From SIT to the Legislature
Alumna Diana Gonzalez takes the conflict transformation skills she learned at SIT to the Vermont State House
For Diana Gonzalez, an SIT Graduate Institute education has led to work as a teacher, mediator, election observer, and now a Vermont state legislator. It’s also led to continued involvement with SIT.
Gonzalez, a Progressive/Democrat, represents Chittenden 6-7, Vermont’s most diverse district, which encompasses Winooski and a small part of Burlington. She is the state’s first Latina and openly LGBTI legislator.
Gonzalez graduated from SIT with an MA in conflict transformation in 2006. Her SIT coursework is something she still draws on as a lawmaker. The skills she gained included “understanding motivations and the complexity of human involvement and interaction, patterns of conflict, and how to intervene in cycles of conflict,” she says. “Getting clear on your own motivations and how to work with people in intense situations — in making laws, that’s exactly what you do.”
It’s been a long and varied road to working in politics.

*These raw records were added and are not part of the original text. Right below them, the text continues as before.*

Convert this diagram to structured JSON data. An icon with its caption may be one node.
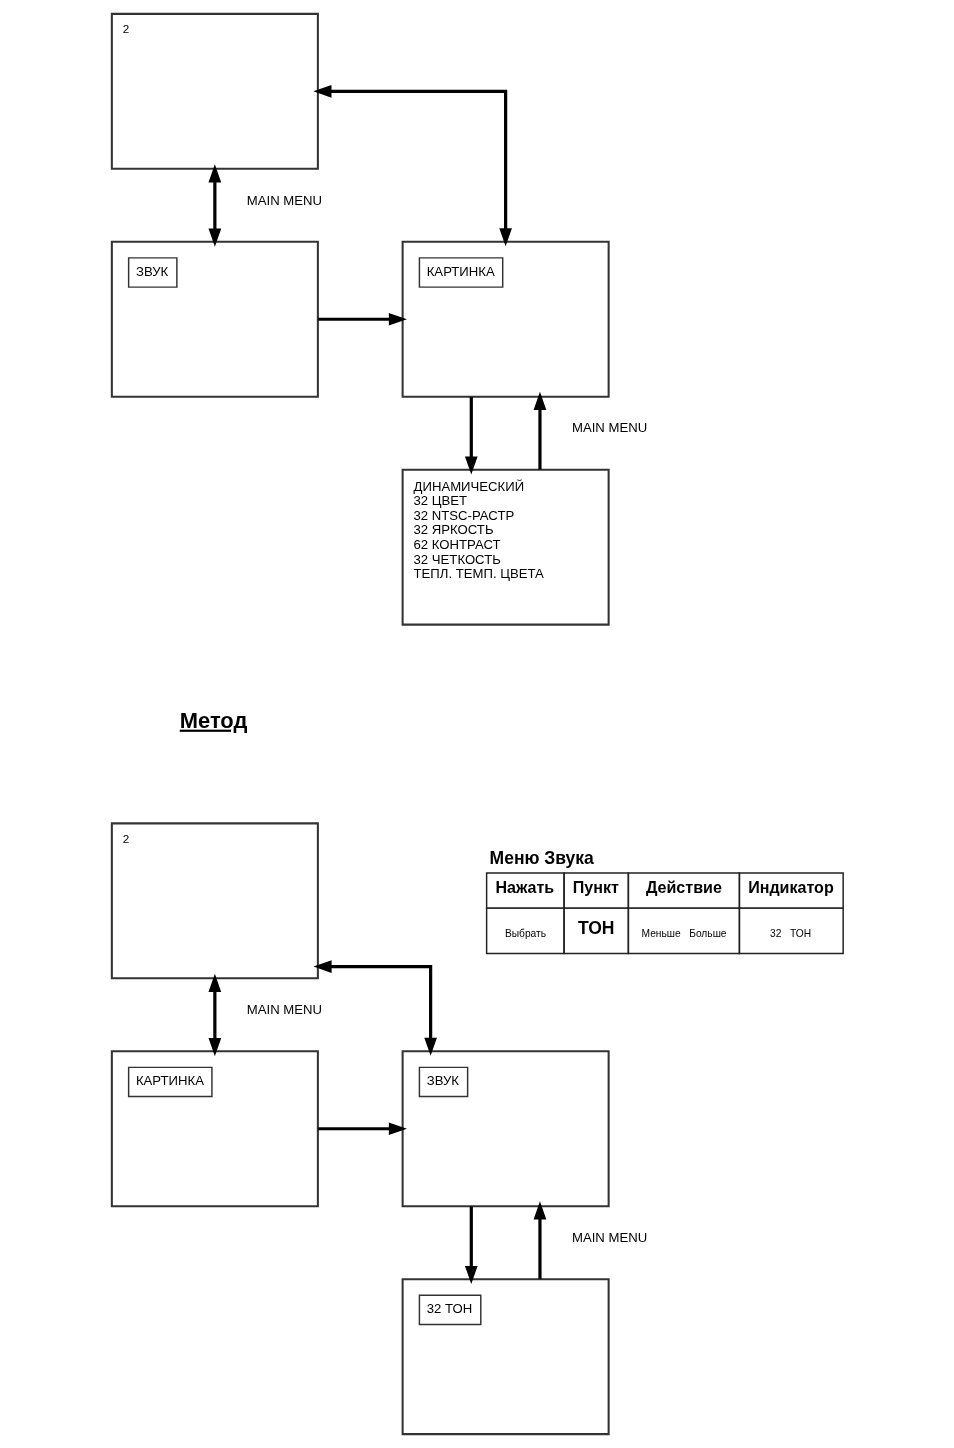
{
  "diagram": {
    "nodes": [
      {
        "text": [
          "2"
        ]
      },
      {
        "text": [
          "ЗВУК"
        ]
      },
      {
        "text": [
          "КАРТИНКА"
        ]
      },
      {
        "text": [
          "ДИНАМИЧЕСКИЙ",
          "32 ЦВЕТ",
          "32 NTSC-РАСТР",
          "32 ЯРКОСТЬ",
          "62 КОНТРАСТ",
          "32 ЧЕТКОСТЬ",
          "ТЕПЛ. ТЕМП. ЦВЕТА"
        ]
      },
      {
        "text": [
          "2"
        ]
      },
      {
        "text": [
          "КАРТИНКА"
        ]
      },
      {
        "text": [
          "ЗВУК"
        ]
      },
      {
        "text": [
          "32 ТОН"
        ]
      }
    ],
    "edges": [
      {
        "from": 0,
        "to": 1,
        "arrow": "both",
        "label": "MAIN MENU"
      },
      {
        "from": 0,
        "to": 2,
        "arrow": "both"
      },
      {
        "from": 1,
        "to": 2,
        "arrow": "to"
      },
      {
        "from": 2,
        "to": 3,
        "arrow": "to"
      },
      {
        "from": 3,
        "to": 2,
        "arrow": "to",
        "label": "MAIN MENU"
      },
      {
        "from": 4,
        "to": 5,
        "arrow": "both",
        "label": "MAIN MENU"
      },
      {
        "from": 4,
        "to": 6,
        "arrow": "both"
      },
      {
        "from": 5,
        "to": 6,
        "arrow": "to"
      },
      {
        "from": 6,
        "to": 7,
        "arrow": "to"
      },
      {
        "from": 7,
        "to": 6,
        "arrow": "to",
        "label": "MAIN MENU"
      }
    ],
    "labels": [
      "Метод",
      "Меню Звука",
      "Нажать",
      "Пункт",
      "Действие",
      "Индикатор",
      "Выбрать",
      "ТОН",
      "Меньше",
      "Больше",
      "32",
      "ТОН"
    ]
  }
}
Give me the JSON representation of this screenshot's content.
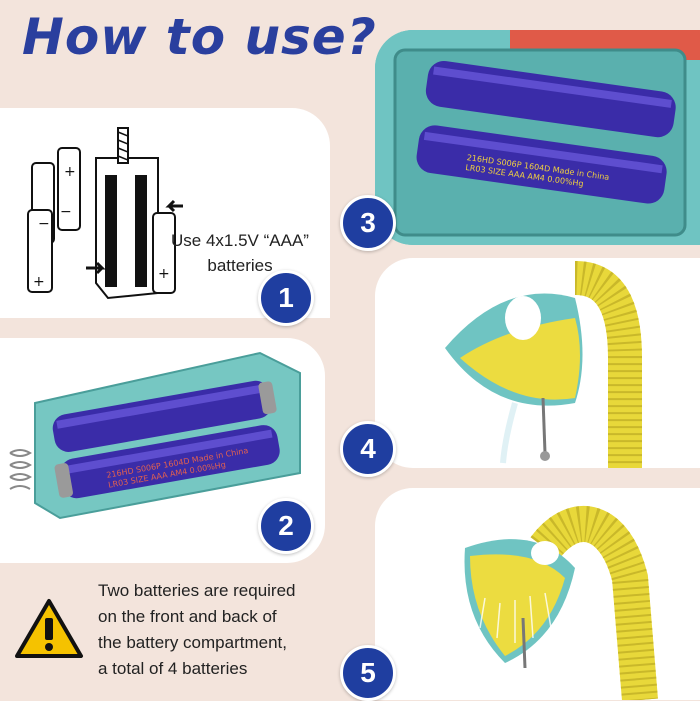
{
  "title": "How to use?",
  "steps": [
    {
      "number": "1",
      "caption_line1": "Use 4x1.5V “AAA”",
      "caption_line2": "batteries"
    },
    {
      "number": "2"
    },
    {
      "number": "3"
    },
    {
      "number": "4"
    },
    {
      "number": "5"
    }
  ],
  "warning": {
    "lines": [
      "Two batteries are required",
      "on the front and back of",
      "the battery compartment,",
      "a total of 4 batteries"
    ]
  },
  "battery_print": {
    "line1": "216HD S006P 1604D   Made in China",
    "line2": "LR03  SIZE AAA  AM4  0.00%Hg"
  },
  "colors": {
    "title": "#2a3f9e",
    "badge": "#1f3ea0",
    "background": "#f3e4dc",
    "battery": "#3a2ca8",
    "holder": "#6fc4c2",
    "lamp": "#e8d83a"
  }
}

Gonzalez has been an election observer in Guatemala; a peer mediation coordinator in Greenfield, Massachusetts; a classroom teacher in Vermont and in language schools outside of Vermont; and a union organizer at the University of Vermont. She has also returned to SIT to teach youth summer programs. These days, in addition to working in the legislature — a January through May job in Vermont — she’s working on her doctorate in education at the University of Vermont.
Gonzalez recently visited SIT’s Brattleboro campus to speak to high schoolers in the Current Issues and Youth Activism institute, a program created by SIT in 1985 for the Governor’s Institutes of Vermont and hosted at SIT’s Vermont campus since then. The institute was one of nine specialized on-campus residencies offered at Vermont colleges in summer 2016. Last year, Gonzalez participated in the Governor’s Institute at SIT as part of a Young Leaders in Politics panel. This year, she returned to talk about social change and the roles students might eventually take in social activism.
In her talk, she gave students an example scenario: “A natural disaster hits hard at a manufactured home park. The government didn’t do anything to prevent it, and now they’re not responding. What would you do?”
She offered students potential ways to get involved. “You go to help out, maybe babysit, or you start lobbying electeds” and others, she suggested. She invited students to think about what motivates them “depending on who you are and where you’re from.”
It’s been more than a decade since Gonzalez attended SIT. In that time, she says, she’s maintained and built upon SIT relationships. What she studied here has a direct bearing on what she’s doing now. “I’m fortunate that I’ve been able to work with youth programs. I’ve been able to take stuff from the classroom and use it, right now. It’s a direct application.”